1. Hukuk Dairesi 2015/581 E. , 2015/1749 K.
"İçtihat Metni"MAHKEMESİ : DİDİM (YENİHİSAR) 1. ASLİYE HUKUK MAHKEMESİ
TARİHİ : 19/06/2014
NUMARASI : 2012/111-2014/493
Taraflar arasında görülen tapu iptali ve tescil davası sonunda, yerel mahkemece davanın kabulüne ilişkin olarak verilen karar taraflarca yasal süre içerisinde temyiz edilmiş olmakla dosya incelendi, Tetkik Hakimi raporu okundu, açıklamaları dinlendi, gereği görüşülüp düşünüldü;
-KARAR-
Asıl ve birleştirilen dava; muris muvazaası hukuksal nedenine dayalı tapu iptal ve tescil isteğine ilişkindir.
Davacılar asıl ve birleştirilen davada, mirasbırakan (babaları) D.T.."un ölümünden bir ay kadar önce tek taşınmazı olan 2346 ada 6 parsel sayılı taşınmazını mirasçıdan mal kaçırma amaçlı ve muvazaalı olarak önce oğlu R. T.."a satış suretiyle temlik ettiğini, Rauf"un da bir süre sonra kendisi ve davalıların yakın arkadaşı olan dava dışı Y.. A.."e satarak devrettiğini, emanetçi olan ve taşınmazı hiç bir zaman kullanmayan Y.. A.."ün de taşınmazı murisin diğer oğulları olan davalılara temlik ettiğini, yapılan tüm temliklerin muvazaalı olduğunu ileri sürerek, miras payları oranında tapu iptali ve tescil isteğinde bulunmuşlardır.
Davalılar, iddiaların doğru olmadığını, murisin evini satılığa çıkardığını, Rauf"un da kendi evini ve traktörünü satarak taşınmazı bedeli ile satın aldığını, evin üzerine bir kat daha yaparak binanın altındaki dükkanı on yıl kadar çalıştırdığını,zaman içerisinde hastalıkları nedeniyle paraya ihtiyacı olduğunu, dükkanı kapatıp evi de Y.. A.. isimli kişiye sattığını, bu kişi ile aralarında hiç bir yakınlık bulunmadığını, iki yıl kadar sonra da taşınmazı kendilerinin satın aldığını, alım güçlerinin de bulunduğunu belirterek, davanın reddini savunmuşlardır. Mahkemece, iddianın kanıtlandığı gerekçesi ile davanın kabulüne karar verilmiştir.

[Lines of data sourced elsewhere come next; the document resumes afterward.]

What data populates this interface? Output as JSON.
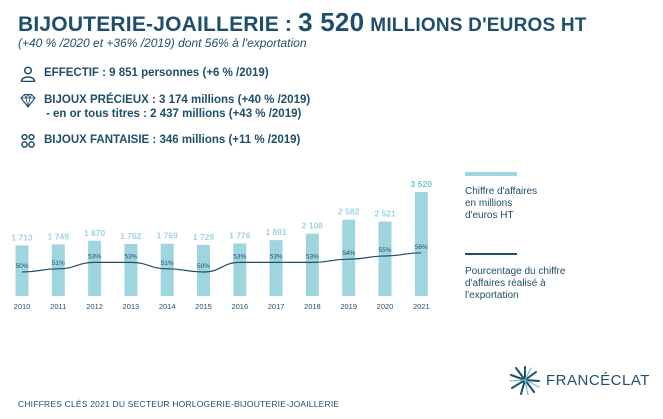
{
  "header": {
    "title_prefix": "BIJOUTERIE-JOAILLERIE :",
    "title_value": "3 520",
    "title_suffix": "MILLIONS D'EUROS HT",
    "subtitle": "(+40 % /2020 et +36% /2019) dont 56% à l'exportation"
  },
  "stats": {
    "effectif": "EFFECTIF : 9 851 personnes (+6 % /2019)",
    "precieux_line1": "BIJOUX PRÉCIEUX : 3 174 millions (+40 % /2019)",
    "precieux_line2": "- en or tous titres : 2 437 millions (+43 % /2019)",
    "fantaisie": "BIJOUX FANTAISIE : 346 millions (+11 % /2019)"
  },
  "legend": {
    "bars": "Chiffre d'affaires en millions d'euros HT",
    "line": "Pourcentage du chiffre d'affaires réalisé à l'exportation"
  },
  "footer": "CHIFFRES CLÉS 2021 DU SECTEUR HORLOGERIE-BIJOUTERIE-JOAILLERIE",
  "brand": "FRANCÉCLAT",
  "colors": {
    "bar": "#9fd5df",
    "bar_label_light": "#9fd5df",
    "bar_label_highlight": "#6fc3d4",
    "line": "#1f4e6b",
    "text": "#1f4e6b"
  },
  "icons": {
    "effectif": "person-icon",
    "precieux": "diamond-icon",
    "fantaisie": "rings-icon",
    "brand": "star-burst-logo-icon"
  },
  "chart_data": {
    "type": "bar",
    "categories": [
      "2010",
      "2011",
      "2012",
      "2013",
      "2014",
      "2015",
      "2016",
      "2017",
      "2018",
      "2019",
      "2020",
      "2021"
    ],
    "series": [
      {
        "name": "Chiffre d'affaires en millions d'euros HT",
        "type": "bar",
        "values": [
          1713,
          1749,
          1870,
          1762,
          1769,
          1729,
          1776,
          1891,
          2108,
          2582,
          2521,
          3520
        ],
        "labels": [
          "1 713",
          "1 749",
          "1 870",
          "1 762",
          "1 769",
          "1 729",
          "1 776",
          "1 891",
          "2 108",
          "2 582",
          "2 521",
          "3 520"
        ]
      },
      {
        "name": "Pourcentage du chiffre d'affaires réalisé à l'exportation",
        "type": "line",
        "values": [
          50,
          51,
          53,
          53,
          51,
          50,
          53,
          53,
          53,
          54,
          55,
          56
        ],
        "labels": [
          "50%",
          "51%",
          "53%",
          "53%",
          "51%",
          "50%",
          "53%",
          "53%",
          "53%",
          "54%",
          "55%",
          "56%"
        ]
      }
    ],
    "title": "",
    "xlabel": "",
    "ylabel": "",
    "ylim": [
      0,
      3520
    ],
    "grid": false,
    "legend_position": "right"
  }
}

Hemen belertmek gerekir ki; dava konusu 2346 ada 6 parsel sayılı taşınmazın mirasçıdan mal kaçırma amaçlı ve muvazaalı olarak ara malikler kullanılarak davalılara temlik edildiği saptanmak suretiyle, mahkemece asıl ve birleştirilen davanın kabulüne karar verilmiş olmasında bir isabetsizlik bulunmamaktadır. Davalıların temyiz itirazları yerinde değildir. Reddine.
Asıl ve birleştirilen dosya davacılarının temyiz itirazlarına gelince;
Bilindiği üzere; birden çok dava birleştirilmiş olsa dahi, asıl ve birleştirilen davalar birbirinden bağımsız, müstakil davalar olma niteliklerini korurlar. Bu nedenle, hüküm kısmında her bir dava hakkında o davaya ilişkin yargılama gideri, vekalet ücreti ve harç yönünden ayrı ayrı hüküm kurulması gereklidir.
O halde, mahkemece asıl ve birleştirilen davada hükmedilen yargılama gideri, vekalet ücreti ve harç yönünden ayrı ayrı hüküm kurulması gerekirken, yazılı şekilde karar verilmiş olması doğru değildir.
Davacıların bu yöne ilişkin temyiz itirazları yerindedir. Kabulü ile, hükmün açıklanan nedenden ötürü (6100 sayılı Yasanın geçici 3.maddesi yollaması ile) 1086 sayılı HUMK"un 428.maddesi gereğince BOZULMASINA, alınan peşin harcın temyiz edene geri verilmesine, 09.02.2015 tarihinde oybirliğiyle karar verildi.